Let us illustrate by the following example how the new syntax works. First, we construct a BFGS instance without specifying the linesearch. This defaults to HagerZhang.

julia> rosenbrock(x) =  (1.0 - x[1])^2 + 100.0 * (x[2] - x[1]^2)^2
rosenbrock (generic function with 1 method)
 
julia> result = optimize(rosenbrock, zeros(2), BFGS())
Results of Optimization Algorithm
 * Algorithm: BFGS
 * Starting Point: [0.0,0.0]
 * Minimizer: [0.9999999926033423,0.9999999852005353]
 * Minimum: 5.471433e-17
 * Iterations: 16
 * Convergence: true
   * |x - x'| < 1.0e-32: false
     |x - x'| = 3.47e-07
   * |f(x) - f(x')| / |f(x)| < 1.0e-32: false
     |f(x) - f(x')| / |f(x)| = NaN
   * |g(x)| < 1.0e-08: true
     |g(x)| = 2.33e-09
   * stopped by an increasing objective: false
   * Reached Maximum Number of Iterations: false
 * Objective Calls: 53
 * Gradient Calls: 53

or we could choose a backtracking line search instead

 
julia> optimize(rosenbrock, zeros(2), BFGS(linesearch = LineSearches.BackTracking()))
Results of Optimization Algorithm
 * Algorithm: BFGS
 * Starting Point: [0.0,0.0]
 * Minimizer: [0.9999999926655744,0.9999999853309254]
 * Minimum: 5.379380e-17
 * Iterations: 23
 * Convergence: true
   * |x - x'| < 1.0e-32: false
     |x - x'| = 1.13e-09
   * |f(x) - f(x')| / |f(x)| < 1.0e-32: false
     |f(x) - f(x')| / |f(x)| = NaN
   * |g(x)| < 1.0e-08: true
     |g(x)| = 8.79e-11
   * stopped by an increasing objective: false
   * Reached Maximum Number of Iterations: false
 * Objective Calls: 31
 * Gradient Calls: 24

this defaults to cubic backtracking, but quadratic can be chosen using the order keyword

julia> optimize(rosenbrock, zeros(2), BFGS(linesearch = LineSearches.BackTracking(order = 2)))
Results of Optimization Algorithm
 * Algorithm: BFGS
 * Starting Point: [0.0,0.0]
 * Minimizer: [0.9999999926644578,0.9999999853284671]
 * Minimum: 5.381020e-17
 * Iterations: 23
 * Convergence: true
   * |x - x'| < 1.0e-32: false
     |x - x'| = 4.73e-09
   * |f(x) - f(x')| / |f(x)| < 1.0e-32: false
     |f(x) - f(x')| / |f(x)| = NaN
   * |g(x)| < 1.0e-08: true
     |g(x)| = 1.76e-10
   * stopped by an increasing objective: false
   * Reached Maximum Number of Iterations: false
 * Objective Calls: 29
 * Gradient Calls: 24

LineSearches.jl should have better documentation coming soon, but the code is quite self-explanatory for those who want to twiddle around with these parameters.

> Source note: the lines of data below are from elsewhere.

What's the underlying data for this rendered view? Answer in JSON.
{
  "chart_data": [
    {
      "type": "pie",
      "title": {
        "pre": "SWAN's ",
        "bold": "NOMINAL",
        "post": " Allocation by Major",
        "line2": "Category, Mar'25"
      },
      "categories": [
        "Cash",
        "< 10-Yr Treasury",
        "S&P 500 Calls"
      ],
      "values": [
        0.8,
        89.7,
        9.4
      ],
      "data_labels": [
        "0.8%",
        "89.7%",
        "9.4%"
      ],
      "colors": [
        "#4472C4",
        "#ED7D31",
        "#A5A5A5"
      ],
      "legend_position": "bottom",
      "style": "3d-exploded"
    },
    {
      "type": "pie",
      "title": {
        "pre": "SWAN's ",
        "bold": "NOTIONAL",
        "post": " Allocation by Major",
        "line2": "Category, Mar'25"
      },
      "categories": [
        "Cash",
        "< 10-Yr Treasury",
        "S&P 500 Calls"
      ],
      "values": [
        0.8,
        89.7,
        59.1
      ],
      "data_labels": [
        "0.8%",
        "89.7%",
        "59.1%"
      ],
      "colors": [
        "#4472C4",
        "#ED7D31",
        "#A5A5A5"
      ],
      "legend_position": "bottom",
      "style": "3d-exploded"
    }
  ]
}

The method state is now an argument to optimize
While not always that useful to know for users, we use method states internally to hold all the pre-allocated cache variables that are needed. In the new version of Optim.jl, this can be explicitly provided by the user such that you can retrieve various diagnostics after the optimization routine is done. One such example is the inverse Hessian estimate that BFGS spits out.

method = BFGS()
options = Optim.Options()
initial_x = rand(2)
d = OnceDifferentiable(f, g!, initial_x)
my_state = Optim.initial_state(method, options, d, initial_x)
optimize{d, method, options, my_state)

The future
We have more changes coming in the near future. There’s PR #356 for a Trust Region solver for cases where you can explicitly calculate Hessian-vector products without forming the Hessian (from @jeff-regier from the Celeste.jl project), the interior point replacement for our current barrier function approach to box constrained optimization in PR #303, and more.